Porsche RS Spyder review
Porsche has developed and built the open RS Spyder in accordance with the rules and regulations of the French Automobile Club de’l Ouest (A.C.O.) racing organisation under the designation "Le Mans Prototypes 2". This means that this racing car may be entered, inter alia, in the American Le Mans Series (ALMS), the European Le Mans Series (LMS), and the 24 Hours of Le Mans. Choosing the second-highest of four A.C.O. racing categories, Porsche is facing competition at the highest level of technology and at the same time limiting the cost of racing the car with a view to future entry of the RS Spyder by customers.
Following thorough computer simulations and tests in the wind tunnel, the RS Spyder will feature an updated and upgraded chassis next season. Optimisation of the wing and rear diffuser serves not only to enhance the aerodynamic efficiency of the car, but also to improve the range of set-up options for different kinds of race tracks. At the same time the carbon-fibre body has been modified for an even higher standard of ease and convenience in service and maintenance. And last but not least, the thermodynamic qualities of the RS Spyder have been optimised inter alia by re-designing the air ducts leading into and out of the radiators.
The 90o V8 racing engine developed by Porsche for long-distance events develops maximum output from 3.4 litres displacement and with the air volume restrictor required by the pertinent regulations of 503 bhp (370 kW) at 10300 rpm, an increase in output over the former model by 23 bhp. The weight of the car is also in line with the A.C.O. Regulations, with the new RS Spyder weighing in at exactly 775 kilos or 1709 lb.
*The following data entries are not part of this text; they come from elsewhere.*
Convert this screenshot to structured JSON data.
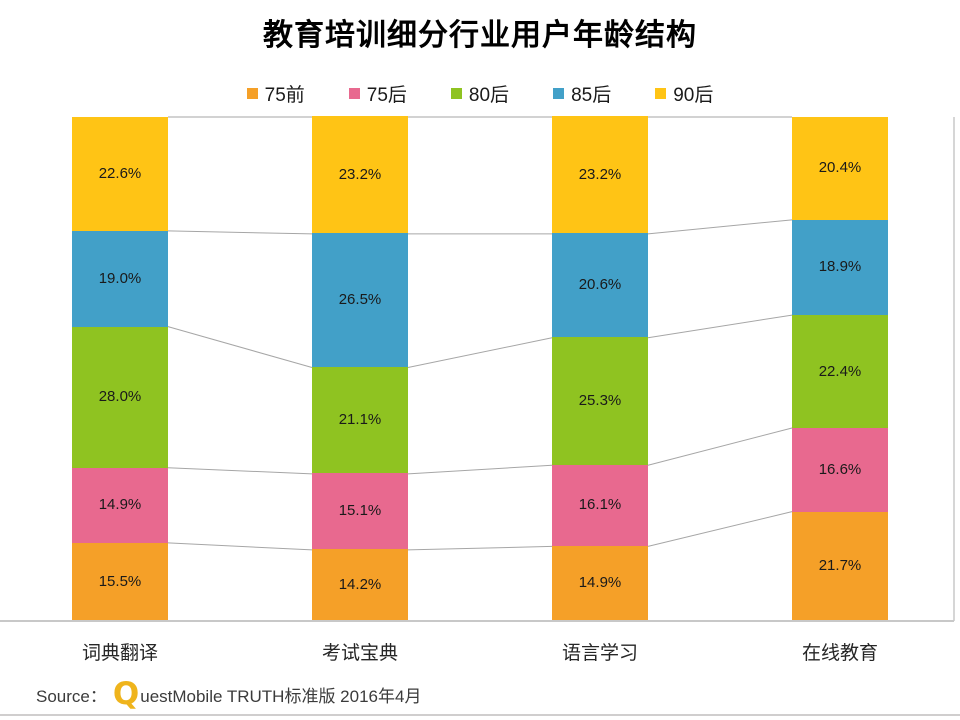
{
  "title": "教育培训细分行业用户年龄结构",
  "legend": [
    {
      "label": "75前",
      "color": "#F5A028"
    },
    {
      "label": "75后",
      "color": "#E8698F"
    },
    {
      "label": "80后",
      "color": "#8FC321"
    },
    {
      "label": "85后",
      "color": "#42A0C8"
    },
    {
      "label": "90后",
      "color": "#FFC415"
    }
  ],
  "chart_data": {
    "type": "bar",
    "stacked": true,
    "percent_stacked": true,
    "unit": "%",
    "title": "教育培训细分行业用户年龄结构",
    "categories": [
      "词典翻译",
      "考试宝典",
      "语言学习",
      "在线教育"
    ],
    "series": [
      {
        "name": "75前",
        "color": "#F5A028",
        "values": [
          15.5,
          14.2,
          14.9,
          21.7
        ]
      },
      {
        "name": "75后",
        "color": "#E8698F",
        "values": [
          14.9,
          15.1,
          16.1,
          16.6
        ]
      },
      {
        "name": "80后",
        "color": "#8FC321",
        "values": [
          28.0,
          21.1,
          25.3,
          22.4
        ]
      },
      {
        "name": "85后",
        "color": "#42A0C8",
        "values": [
          19.0,
          26.5,
          20.6,
          18.9
        ]
      },
      {
        "name": "90后",
        "color": "#FFC415",
        "values": [
          22.6,
          23.2,
          23.2,
          20.4
        ]
      }
    ],
    "ylim": [
      0,
      100
    ],
    "legend_position": "top",
    "data_labels": true,
    "grid": false,
    "series_connector_lines": true
  },
  "source": {
    "prefix": "Source：",
    "logo_letter": "Q",
    "text": "uestMobile TRUTH标准版 2016年4月"
  },
  "colors": {
    "title_text": "#000000",
    "label_text": "#1a1a1a",
    "connector_line": "#a6a6a6",
    "axis_line": "#c8c8c8",
    "bottom_border": "#d0cece",
    "logo_gold": "#efb41c"
  }
}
The sequential six-speed dog-shift gearbox with its three-plate carbon-fibre clutch is fitted in lengthwise and is integrated into the chassis as a load-bearing component. Gears are shifted directly from paddles on the steering wheel. Porsche has upgraded the gearbox for the forthcoming racing season above all with the objective to make the gearshift even more reliable, smoother and less demanding on all the components involved, and at the same time even more precise.
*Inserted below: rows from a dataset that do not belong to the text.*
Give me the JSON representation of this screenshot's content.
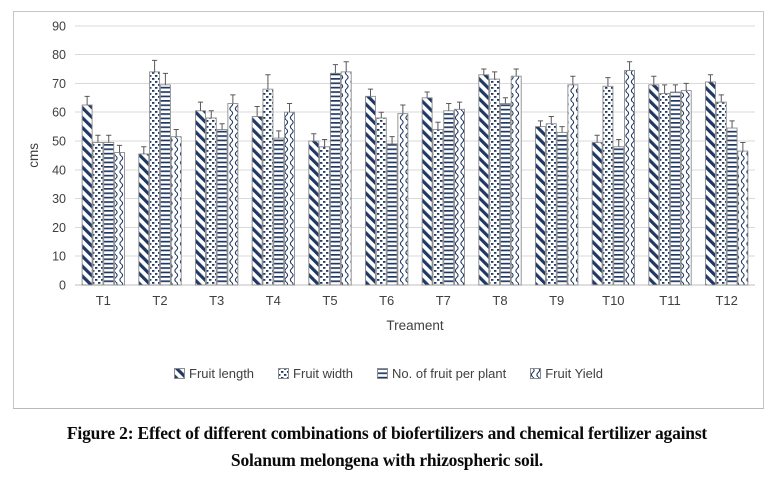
{
  "figure": {
    "caption_line1": "Figure 2: Effect of different combinations of biofertilizers and chemical fertilizer against",
    "caption_line2": "Solanum melongena with rhizospheric soil."
  },
  "chart_data": {
    "type": "bar",
    "title": "",
    "xlabel": "Treament",
    "ylabel": "cms",
    "ylim": [
      0,
      90
    ],
    "ytick_step": 10,
    "grid": true,
    "legend_position": "bottom",
    "error_bars": "plus-direction",
    "categories": [
      "T1",
      "T2",
      "T3",
      "T4",
      "T5",
      "T6",
      "T7",
      "T8",
      "T9",
      "T10",
      "T11",
      "T12"
    ],
    "series": [
      {
        "name": "Fruit length",
        "pattern": "diagonal-stripe",
        "values": [
          62.5,
          45.5,
          60.5,
          58.5,
          50,
          65.5,
          65,
          73,
          55,
          49.5,
          69.5,
          70.5
        ],
        "errors": [
          3,
          2.5,
          3,
          3.5,
          2.5,
          2.5,
          2,
          2,
          2,
          2.5,
          3,
          2.5
        ]
      },
      {
        "name": "Fruit width",
        "pattern": "dotted",
        "values": [
          49.5,
          74,
          58,
          68,
          48,
          58,
          54,
          71.5,
          56,
          69,
          66.5,
          63.5
        ],
        "errors": [
          2.5,
          4,
          2.5,
          5,
          2.5,
          2,
          2.5,
          2.5,
          2.5,
          3,
          3,
          2.5
        ]
      },
      {
        "name": "No. of fruit per plant",
        "pattern": "horizontal-lines",
        "values": [
          49.5,
          69.5,
          54,
          51,
          73.5,
          49,
          60.5,
          63,
          53,
          48,
          67,
          54.5
        ],
        "errors": [
          2.5,
          4,
          2,
          2.5,
          3,
          2.5,
          2.5,
          2,
          2,
          2.5,
          2.5,
          2.5
        ]
      },
      {
        "name": "Fruit Yield",
        "pattern": "wavy-lines",
        "values": [
          46,
          51.5,
          63,
          60,
          74,
          59.5,
          61,
          72.5,
          69.5,
          74.5,
          67.5,
          46.5
        ],
        "errors": [
          2.5,
          2.5,
          3,
          3,
          3.5,
          3,
          2.5,
          2.5,
          3,
          3,
          2.5,
          3
        ]
      }
    ],
    "colors": {
      "pattern_ink": "#1F3864",
      "bar_fill": "#FFFFFF",
      "bar_outline": "#8C8C8C",
      "gridline": "#D9D9D9",
      "axis_line": "#BFBFBF",
      "axis_text": "#404040",
      "error_bar": "#595959"
    }
  }
}
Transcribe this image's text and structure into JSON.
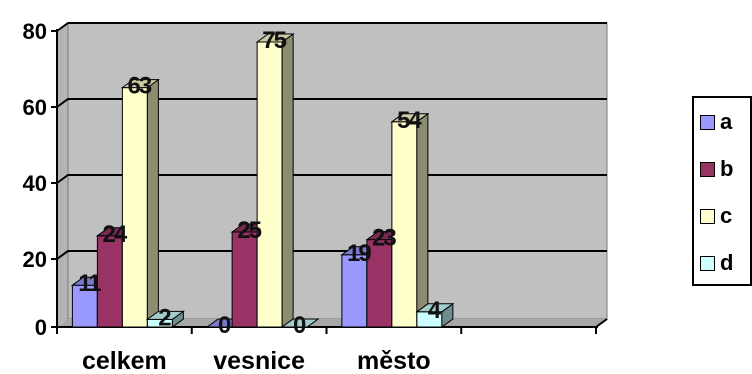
{
  "chart_data": {
    "type": "bar",
    "categories": [
      "celkem",
      "vesnice",
      "město",
      ""
    ],
    "series": [
      {
        "name": "a",
        "values": [
          11,
          0,
          19,
          null
        ],
        "color": "#9999ff",
        "data_labels": [
          "11",
          "0",
          "19",
          ""
        ]
      },
      {
        "name": "b",
        "values": [
          24,
          25,
          23,
          null
        ],
        "color": "#993366",
        "data_labels": [
          "24",
          "25",
          "23",
          ""
        ]
      },
      {
        "name": "c",
        "values": [
          63,
          75,
          54,
          null
        ],
        "color": "#ffffcc",
        "data_labels": [
          "63",
          "75",
          "54",
          ""
        ]
      },
      {
        "name": "d",
        "values": [
          2,
          0,
          4,
          null
        ],
        "color": "#ccffff",
        "data_labels": [
          "2",
          "0",
          "4",
          ""
        ]
      }
    ],
    "y_ticks": [
      "0",
      "20",
      "40",
      "60",
      "80"
    ],
    "ylim": [
      0,
      80
    ],
    "grid": true,
    "legend_position": "right",
    "plot_wall_color": "#c0c0c0"
  }
}
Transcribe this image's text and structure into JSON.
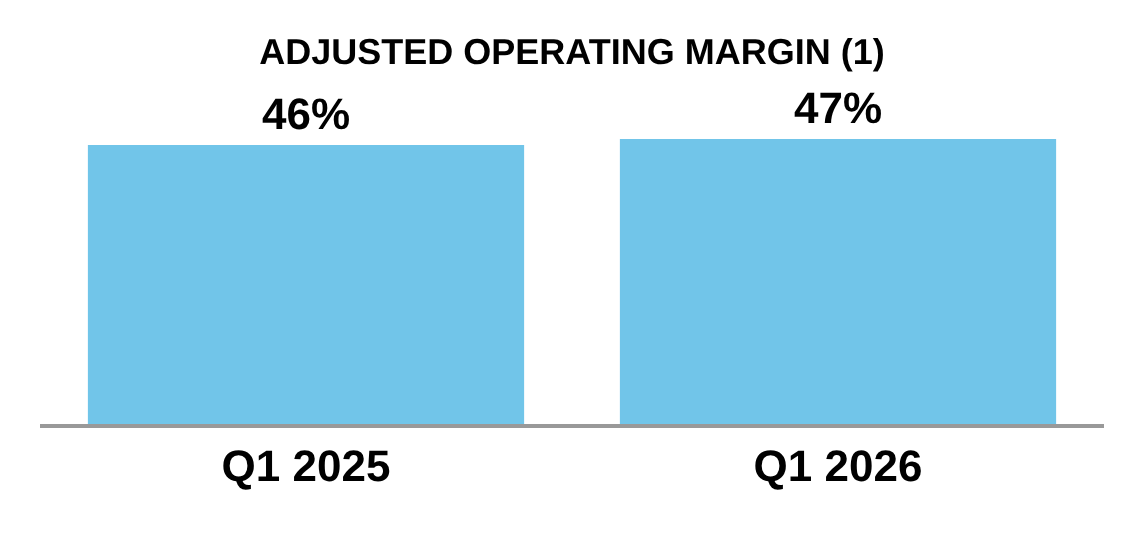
{
  "chart_data": {
    "type": "bar",
    "title": "ADJUSTED OPERATING MARGIN (1)",
    "categories": [
      "Q1 2025",
      "Q1 2026"
    ],
    "values": [
      46,
      47
    ],
    "value_labels": [
      "46%",
      "47%"
    ],
    "color": "#71c5e9"
  }
}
This prototype sports car is based on a carbon-fibre monocoque chassis, with double wishbone track arms for the front wheels attached to the ultra-stiff and light body structure. The double wishbones at the rear, in turn, are fastened to a carbon-fibre element bolted on to the transmission housing. Torsion springs and pushrod-operated four-way gas pressure dampers, as well as bending-leaf anti-roll bars, round off the suspension of the RS Spyder modified for even faster and more precise handling.
Great attention has also been given to the ongoing development of various other components of the car such as the central electrics, the hydraulic system, and the power steering.
The brakes feature double master cylinders, variable brake force distribution and inner-vented carbon-fibre discs measuring 380 millimetres or 14.96" in diameter on the front axle and 355 millimetres or 13.98" at the rear. The racing tyres for this prototype come from Michelin as a Porsche’s partner included from the beginning in the development of the RS Spyder.